Symantec CEO Steve Bennett said the company will rely heavily on its partners as it makes a major reduction in its sales force in the wake of the massive restructuring of the company.
In an interview with CRN Friday, Bennett said the company's sales team will focus exclusively on global and high-end enterprise accounts, leaving other opportunities to strategic partners that have been successful.
"We are going to call on fewer people direct and let the channel take the lead on more customers," Bennett said. "In my view, over time we will call on less accounts direct and free up more accounts to be handled entirely by partners for both creating and fulfilling demand."
Bennett said the plan calls for major cuts to marketing and sales investments. As a percentage of revenue, marketing and sales will go from 41 percent of revenue to 27 percent, which falls more in line with the industry average. "You are going to see more use of e-commerce and telesales and in-product marketing," Bennett said. "It will be a more effective and more focused, direct sales-force coverage with more reliance on partners."
Bennett replaced former CEO Enrique Salem in July following quarterly earnings that fell nearly 10 percent. He joined Symantec's board in 2010 and was previously CEO of Intuit from 2000 to 2007. Shortly after taking the helm, Bennett pledged to refocus the company's approach.
The Mountain View Calif.-based security giant unveiled Symantec 4.0 strategy this week, starting with organizational changes, including layoffs of reportedly 1,000 employees. The company also has plans for a complete reshuffling of its entire product set, integrating point solutions into a more cohesive portfolio. Partner program changes will be rolled out incrementally through 2013, and few details have been revealed about the impact the changes could have on partners.
The company has more than 50,000 partners, Bennett said, and still needs to iron out a more cohesive channel strategy that creates value for customers, the channel and Symantec shareholders. The plan could result in a "material reduction in the number of customers or named accounts that we actually send Symantec dedicated resources to focus on," Bennett said.
"Over time we will call on less accounts direct and free up more accounts to be handled entirely by partners for both creating and fulfilling demand," Bennett told CRN. "I see us going deeper with fewer accounts."
NEXT: Some Symantec Partners May Have To Go, Bennett SaidAt the same time, Symantec's Bennett said the company will significantly reshape its relationship with partners in a major overhaul of its partner ecosystem, shedding partners that don't add value while engaging with those that have proven a commitment to the security giant. The company is also creating a renewals organization, but more work needs to be done to iron out the details, Bennett said.

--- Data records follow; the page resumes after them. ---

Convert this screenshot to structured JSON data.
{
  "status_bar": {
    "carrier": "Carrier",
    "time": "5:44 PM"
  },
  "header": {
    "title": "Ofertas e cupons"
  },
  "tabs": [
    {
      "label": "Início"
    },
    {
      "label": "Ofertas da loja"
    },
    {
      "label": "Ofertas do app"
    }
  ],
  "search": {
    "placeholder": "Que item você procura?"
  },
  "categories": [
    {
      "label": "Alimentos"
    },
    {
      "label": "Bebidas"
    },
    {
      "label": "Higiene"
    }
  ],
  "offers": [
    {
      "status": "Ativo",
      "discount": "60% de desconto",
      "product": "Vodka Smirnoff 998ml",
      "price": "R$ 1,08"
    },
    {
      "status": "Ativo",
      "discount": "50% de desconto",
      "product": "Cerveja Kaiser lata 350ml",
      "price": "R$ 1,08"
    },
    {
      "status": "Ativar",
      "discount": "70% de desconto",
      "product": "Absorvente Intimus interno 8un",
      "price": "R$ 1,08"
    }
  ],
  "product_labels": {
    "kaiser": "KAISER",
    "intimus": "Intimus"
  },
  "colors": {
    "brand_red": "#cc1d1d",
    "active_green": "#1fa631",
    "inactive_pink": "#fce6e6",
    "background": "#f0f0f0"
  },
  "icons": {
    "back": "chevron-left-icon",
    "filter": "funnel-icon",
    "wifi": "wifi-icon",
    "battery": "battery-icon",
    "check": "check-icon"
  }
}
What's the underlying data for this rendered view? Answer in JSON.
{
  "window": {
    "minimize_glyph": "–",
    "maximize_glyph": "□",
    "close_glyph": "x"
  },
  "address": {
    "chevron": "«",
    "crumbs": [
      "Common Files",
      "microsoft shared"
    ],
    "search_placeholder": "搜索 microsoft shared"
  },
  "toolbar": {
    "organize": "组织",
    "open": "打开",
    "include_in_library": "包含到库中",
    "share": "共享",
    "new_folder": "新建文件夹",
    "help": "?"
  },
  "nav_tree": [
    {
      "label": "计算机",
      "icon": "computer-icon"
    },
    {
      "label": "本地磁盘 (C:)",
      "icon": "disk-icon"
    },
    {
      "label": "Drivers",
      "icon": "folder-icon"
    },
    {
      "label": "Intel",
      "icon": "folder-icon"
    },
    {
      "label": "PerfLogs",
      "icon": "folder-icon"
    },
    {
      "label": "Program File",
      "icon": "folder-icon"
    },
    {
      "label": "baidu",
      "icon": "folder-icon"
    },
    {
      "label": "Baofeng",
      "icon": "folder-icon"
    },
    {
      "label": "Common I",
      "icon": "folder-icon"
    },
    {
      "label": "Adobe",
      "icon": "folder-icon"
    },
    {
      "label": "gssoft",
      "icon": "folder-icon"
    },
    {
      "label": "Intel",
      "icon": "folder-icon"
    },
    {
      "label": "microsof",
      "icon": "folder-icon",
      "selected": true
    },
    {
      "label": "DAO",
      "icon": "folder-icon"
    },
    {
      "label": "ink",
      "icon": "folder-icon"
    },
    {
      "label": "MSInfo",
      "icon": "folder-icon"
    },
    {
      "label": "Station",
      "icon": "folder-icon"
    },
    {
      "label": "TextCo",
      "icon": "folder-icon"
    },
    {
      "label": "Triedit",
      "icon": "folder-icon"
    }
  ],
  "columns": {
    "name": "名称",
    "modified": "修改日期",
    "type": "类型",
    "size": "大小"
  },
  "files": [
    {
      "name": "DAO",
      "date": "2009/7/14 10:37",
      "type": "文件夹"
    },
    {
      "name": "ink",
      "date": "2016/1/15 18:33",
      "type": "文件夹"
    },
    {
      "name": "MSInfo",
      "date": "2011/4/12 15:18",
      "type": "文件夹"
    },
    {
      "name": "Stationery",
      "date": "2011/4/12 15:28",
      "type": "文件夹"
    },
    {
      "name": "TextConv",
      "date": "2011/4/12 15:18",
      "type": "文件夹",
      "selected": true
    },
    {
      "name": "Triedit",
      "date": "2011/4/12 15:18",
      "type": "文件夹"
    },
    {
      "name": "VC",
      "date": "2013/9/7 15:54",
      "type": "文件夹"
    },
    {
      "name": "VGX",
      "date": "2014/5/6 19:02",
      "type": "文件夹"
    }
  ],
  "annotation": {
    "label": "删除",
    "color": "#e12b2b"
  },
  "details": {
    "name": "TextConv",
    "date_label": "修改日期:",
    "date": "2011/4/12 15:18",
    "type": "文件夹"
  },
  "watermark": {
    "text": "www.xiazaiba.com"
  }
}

"My guess is that we will have fewer partners with deeper relationships in total with a better economic profile for the people that we view add value to both customers and our go-to-market strategy," Bennett said.
Bennett said Symantec's more than 50,000 partners have called on the company to make some sweeping changes to its go-to-market strategy. The company has great technology, but it needs to treat its technology as a cohesive portfolio with fewer point solutions, Bennett said.
"Some think we are confusing, complicated and hard to do business with, but they want us to get our act together," Bennett said. "We can't get there incrementally; we have to be bold and aggressive both on the offering side and our go-to-market side."
Rick Marcotte, president of Herndon, Va.-based DLT Solutions, a major Symantec partner with a public sector focus, called the reduction in sales and marketing expenses "significant," signaling good news for the channel. "The devil is in the details and how the plan gets rolled out in field," Marcotte said.
"The only way for that reduction to happen is if they rely more on channel and have a more organic staff and sales force to take products to market," he said. "That point alone is bullish for channel."
Bennett said he has long had an understanding of the importance of channel partners, beginning with his time at GE where he started the company's electrical distribution business and later went on to run the firm's appliance division where he worked closely with partners.
"I have a long history of dealing with the channel, and it plays a very strategic and intricate part of the go-to-market strategy for Symantec in multiple ways," Bennett said. "We have to figure out a way to run this company in a way that these technologies bring value to end customers and partners."